PORTLAND – Imagining how the Portland Trail Blazers’ home matchup against the Golden State Warriors on Dec. 29, 2018 will dramatically end, Twitter user @pdxbrocialite created what is essentially a Trail Blazers fan’s biggest dream in a single tweet.
In this hypothetical, Blazers guard Seth Curry would outshine his brother, Stephen, by going a perfect 7-for-7 from behind the arc and nailing a game-winner at the buzzer. The real kicker to this imaginative future recap is how the Warriors superstar will dismiss his brother’s high-five as the Moda Center erupts in cheers of “BET-TER CUR-RY!”
On the surface, this tweet is a tremendous Blazers-based joke. But there is a shred of truth to the tweet, especially given the sibling rivalry aspect … well, “rivalry” might not be the right word, because unfortunately for Seth, things have been pretty one-sided when he’s taken on his older brother.
In the six times they’ve played against each other in the NBA, Steph has always been the victor. While it adds to everyone’s perception of Seth as the Warriors superstar’s younger brother, the younger Curry could not care less about comparisons to the two-time MVP. After all, he is his own person.
This is why he’s focused on how he can make himself and the Trail Blazers better this season. Curry does acknowledge, though, that his superstar brother’s work ethic has fundamentally shaped his.
“I don’t really compare myself to anything he does or anything like that,” Curry said at Portland’s Media Day in September. “He’s always motivated me my entire life, just being around him and being able to work out with him, watching his work ethic. That hasn’t changed over the last few years. He’s always been a guy for me to look up to and model my work ethic after.”
Like Seth mentions, the Curry family prides themselves on their work ethic. Steph became the superstar he is due to his penchant for constant improvement, which is why Seth is hoping that his own work ethic allows him to be a legitimate rotational player again after missing all of last season with a leg injury. Missing that much time wore on Curry and stalled the momentum he was building over the last couple of years of his career.
“It was a long year,” Curry told reporters at a recent practice. “It was the first time in my life where I was in pain so much, I didn’t really want to go into the gym and work on my game. It was tough. Usually, when I wasn’t doing anything, I would go to the gym and shoot. I couldn’t do that at all.”
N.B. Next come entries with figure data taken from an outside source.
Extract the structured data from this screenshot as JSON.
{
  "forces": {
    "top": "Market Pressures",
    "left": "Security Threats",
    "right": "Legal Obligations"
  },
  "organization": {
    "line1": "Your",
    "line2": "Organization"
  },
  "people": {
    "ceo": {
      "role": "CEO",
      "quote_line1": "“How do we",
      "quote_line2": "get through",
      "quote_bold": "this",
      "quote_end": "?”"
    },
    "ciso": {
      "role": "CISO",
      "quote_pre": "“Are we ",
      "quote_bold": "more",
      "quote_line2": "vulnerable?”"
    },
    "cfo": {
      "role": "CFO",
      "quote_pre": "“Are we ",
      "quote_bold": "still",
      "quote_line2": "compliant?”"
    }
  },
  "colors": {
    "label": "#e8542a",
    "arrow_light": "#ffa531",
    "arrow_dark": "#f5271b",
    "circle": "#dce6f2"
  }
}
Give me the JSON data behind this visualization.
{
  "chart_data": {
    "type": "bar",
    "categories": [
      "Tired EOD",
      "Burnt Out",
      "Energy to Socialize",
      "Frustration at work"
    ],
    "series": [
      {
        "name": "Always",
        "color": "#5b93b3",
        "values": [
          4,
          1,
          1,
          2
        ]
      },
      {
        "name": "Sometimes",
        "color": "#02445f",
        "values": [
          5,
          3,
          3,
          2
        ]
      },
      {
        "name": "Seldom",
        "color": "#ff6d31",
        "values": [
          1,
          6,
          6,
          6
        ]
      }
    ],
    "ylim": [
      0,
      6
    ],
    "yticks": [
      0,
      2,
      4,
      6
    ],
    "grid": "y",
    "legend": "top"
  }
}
Curry’s injury forces him to, once again, go through the struggle of trying to establish him in the league. This was something Curry went through early on in his career when he flirted with the NBA while honing his game in the then-D-League. Curry got his break after an excellent Las Vegas Summer League campaign in 2015 and ended up on the Sacramento Kings for the subsequent season.
With the Kings, Curry averaged just 15.7 minutes a night in 44 games, but he shot a stellar 45.5 percent from the field and 45 percent from three. Curry parlayed his strong play in Sacramento to a deal with Dallas, where he averaged 12.8 points per game while shooting 48.1 percent from the floor and 42.5 percent from distance in his first season.
But just as Curry looked like he had carved out a role as a key part of the Mavs’ rotation, his injury derailed his tenure with the team, which moved on from him during his absence. Now, once more, Curry has to prove that he can actually be a key rotation player in the league, only this time, it’s following an injury that stripped him of his ability to play basketball for a year.
Fortunately for him, the Blazers give Curry the perfect opportunity to showcase his skill set, especially since they have a need for shooters outside of Damian Lillard and C.J. McCollum. Further helping Curry is the fact that he can play alongside either Lillard or McCollum due to his ability to play either guard spot, which is crucial in Portland’s system.
“That’s the beauty of my game,” Curry said. “I can play on and off the ball. I can spread the floor for those guys. You can’t really help off me, the way I shoot the ball. Hopefully I’m here to make it easier for those guys playing with one of them or both of them at the same time.
“The system fits me well,” Curry continued. “It’s great for guards with my skill set that can play on and off the ball and can shoot. It’s a good place for me come in and fit in and get to that next level scoring wise and offensive wise, try to be that offensive punch off the bench that they need.”
It’s not hard to agree with Curry’s assessment. Portland’s bench has lacked rotational shooters and a significant scoring option off the bench. While this may seem a bit far-fetched due to the rust that has likely accrued over the last year, Curry can conceivably be one of the leading scorers off of the bench for the Blazers.
Whether or not Curry is able to fill this role in Portland remains to be seen. However perhaps what’s more important for Curry is becoming part of the NBA’s conscience again instead of hanging out at the periphery. If he is able to do that, Curry will not only continue to forge a path that’s separate from his brother, but he’ll also live up to the Warriors star’s advice from his 2015 MVP speech.
“Just seeing you, how you’ve grown and following your career, it’s not easy having an older brother that’s playing in the NBA and, obviously, a dad that’s done it before both of us,” Steph told Seth. “And the way that you’re handling it is impressive. The sky’s the limit for you, keep doing what you’re doing and keep making the family proud.”